After a day at Snowmass, I wavered on whether to ski Aspen Highlands, since I would have preferred a clear day with visibility, and the top of the mountain was in the clouds.

I wanted some good photos, and skiing a large, unfamiliar alpine bowl in pea soup fog is not ideal. But skies were partly clear early that morning, so I went for it, thinking the weather might clear up later. It didn't.


I took two lifts right up to the top to where the hiking to the bowl begins. I was definitely nervous about what lay ahead, and whether I'd be able to handle it. The bowl is on the left side of the ridge:


The sign at the gate didn't help my confidence level:


I guess I'm an expert now, I thought (I'm not really).

But I had studied the terrain beforehand (photos and Google Earth) and it appeared the slopes were no steeper than other things I had skied.

After getting off the lift, there was an easy skate downhill through some trees, and people waiting in line at a rope. Patrol said it was the line for the Snowcat. I was looking for exercise, so I passed, and instead put the skins on my skis and started up. There were two others skinning up, and the rest were hiking, carrying their skis or board.


The ascent took 45 minutes, including a stop to remove skins and another to adjust gear. Not sure it's worth skinning the cat track, I would probably just hike it next time, because it's not very long.

Not much of a view at the tiny summit due to being in the clouds, but a bit of a siesta going on up there, with multiple languages being spoken (Catalan? Know Kilian?) The G-zones -- a treed ridge down past the summit -- were closed, so I had my choice of a couple of white edges over nothing to drop down into.


I descended at the Ozone sign but cut left into White Kitchen to avoid rock ledges directly below the summit. The pitch (max of 43 degrees according to the trail map) was a little freaky, as firm powder gave way from its base of re-frozen snow. The sliding took some applied force, but was still unnerving when there were also dark patches from dynamite charges above and around me. Enough so that I kept waiting for a guy on a board to clear from below me before I moved. I skied the upper part in single jump-turns, then relaxed farther down. This is maybe 100 yards below the steepest part:


I crossed over the little ridge with trees on it to B-One. An overlay of my GPS track on a photo from Aspen Mountain the next day:


Below the bowl, the runout was a series of stepped drops on easy black diamond bumps with level sections. The entire run was good for about 2,600 feet of descent by my calculation.



Afterwards I skied St. Moritz and some other stuff, but frankly my quads were shot, and I never did another lap of the bowl.
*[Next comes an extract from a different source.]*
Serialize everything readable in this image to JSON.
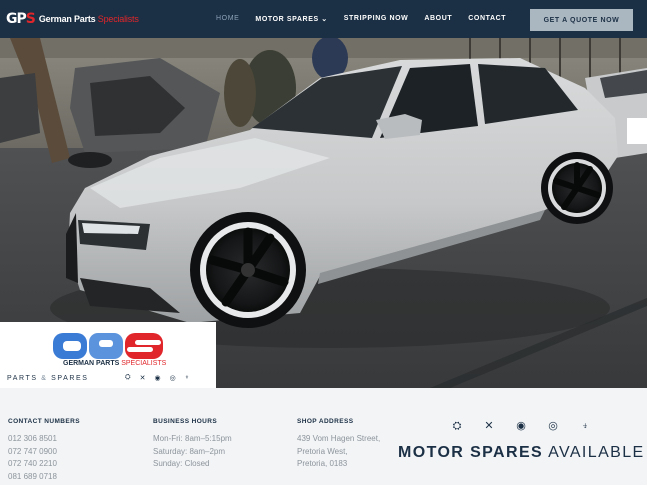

A local suggested elevation as the factor (when he found I lived west of Denver), but I live at 5,800 feet and run hills all week. The hike was not the problem, it was my brake-heavy style on the steeps. I'm really just starting to plant my feet and engage steep fall lines, and still spend some time in the back seat. This is extremely tiring for the quads. But I'm starting to get it.

On the way down I skied Lower Stein, which was a steep "shrub run" with weeds sticking out of the snow, which looked like it was going to end up in a gully below some houses, requiring a hike out.


At the last minute there was an uphill cat track that was the runout. I had to walk uphill just a little, then I was out.

I was tired after day two, and hit the road after stretching my legs in town. A cloud-shrouded Mount Sopris catching some last rays at the end of the day:


Distance was 16.22 miles, time 4:21 (moving 2:34), elevation gain/loss 9,430 feet, avg. speed 3.7 mph, and max speed 28.0 mph. Max elevation 12,352 feet.

I didn't feel like doing anything other than relaxing and doing some photo work and writing, so I was grateful for the Whole Foods in the valley, and their prepared foods. It didn't really save me money, but it was good and it saved time.

And I continued to be impressed by the terrain in Aspen. A lap at Highland Bowl may not be much for an experienced Aspen local, but it was for me. This mountain kicked my @#$%. But I did it, and I'm proud of it.